Surveillance

U.S. police want to equip bodycams with real-time facial recognition technology

Surveillance measures like this pose nightmarish risks for people's social, political, economic, and privacy rights.

ANDRZEJ WOJCICKI/SCIENCE PHOTO LIBRARY/Science Photo Library/Getty Images

An exclusive report from OneZero has revealed that some police departments in the United States are looking to deploy Wolfcom real-time facial recognition software in their body cams. The company, which originally and ironically started as a spy equipment shop in California, is reportedly offering facial recognition technology for its Halo gear, which is a body camera model.

In fact, one police department has already started using the software. On March 4, Los Lunas Police Department began running a beta version of the software, OneZero reports, while emails sent in 2019 and obtained by the outlet show that Wolfcom reached out to police departments in New Mexico and Bakersfield, California, as well.

Software shrouded in mystery — The risks posed by such a surveillance measure are enormous. And Wolfcom's silence on the matter, as OneZero points out, is the exact opposite of reassuring. The company has yet to answer questions about the robustness of its software's algorithm, where and who it is licensed it from, how accurate it is, or even which databases and watchlists it consults to match live security footage with.

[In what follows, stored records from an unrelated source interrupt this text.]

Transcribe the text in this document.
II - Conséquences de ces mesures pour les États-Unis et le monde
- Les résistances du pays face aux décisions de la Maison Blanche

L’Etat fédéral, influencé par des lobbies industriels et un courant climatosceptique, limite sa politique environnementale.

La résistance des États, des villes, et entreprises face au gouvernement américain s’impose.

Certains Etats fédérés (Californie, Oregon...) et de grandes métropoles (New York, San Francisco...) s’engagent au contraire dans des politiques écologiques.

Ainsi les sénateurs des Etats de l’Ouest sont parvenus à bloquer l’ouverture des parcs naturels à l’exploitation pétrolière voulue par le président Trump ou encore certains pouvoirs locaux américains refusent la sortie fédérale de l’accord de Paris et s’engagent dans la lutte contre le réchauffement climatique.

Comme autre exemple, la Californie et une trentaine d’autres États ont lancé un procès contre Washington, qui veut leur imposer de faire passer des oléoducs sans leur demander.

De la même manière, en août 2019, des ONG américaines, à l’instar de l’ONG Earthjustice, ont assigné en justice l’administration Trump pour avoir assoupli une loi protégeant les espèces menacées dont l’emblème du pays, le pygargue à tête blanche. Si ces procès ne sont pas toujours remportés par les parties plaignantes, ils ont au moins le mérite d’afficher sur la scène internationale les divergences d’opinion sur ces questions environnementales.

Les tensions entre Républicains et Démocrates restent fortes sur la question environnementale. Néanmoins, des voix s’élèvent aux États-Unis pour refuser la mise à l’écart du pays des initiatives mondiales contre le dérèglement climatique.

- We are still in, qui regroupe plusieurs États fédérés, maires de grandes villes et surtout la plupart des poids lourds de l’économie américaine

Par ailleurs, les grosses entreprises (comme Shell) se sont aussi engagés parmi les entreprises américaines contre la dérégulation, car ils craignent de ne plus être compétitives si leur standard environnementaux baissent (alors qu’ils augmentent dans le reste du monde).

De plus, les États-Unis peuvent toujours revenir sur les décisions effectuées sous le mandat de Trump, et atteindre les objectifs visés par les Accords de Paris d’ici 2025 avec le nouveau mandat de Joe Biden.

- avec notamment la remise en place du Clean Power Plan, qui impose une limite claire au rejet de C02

In 2019, Wolfcom founder Peter Austin Onruang sent an email to the Noble Police Department in Oklahoma, strongly praising his real-time facial recognition software, noting that it could "help them identify if the person they are talking to is a wanted suspect, a missing child or adult, or a person of interest." In a photo obtained by OneZero, Wolfcom showed this as a demonstration of its creepy program:

Wolfcom

Bad idea — These concerns about people's privacy and safety aren't overblown. They're based on existing proof of how real-time facial recognition frequently backfires and hurts innocent people. In Buenos Aires, this technology has inaccurately registered harmless citizens as miscreants on the loose, leading to baseless arrests. In other instances, similar software has placed individuals on fugitive-level lists for minor crimes like theft.

None of these problems and potential violation of people's privacy, however, have stopped Wolfcom from going forward with its plan or given police departments like that in Los Lunas reason to pause and reflect. The nightmarish and dystopian surveillance show will go on.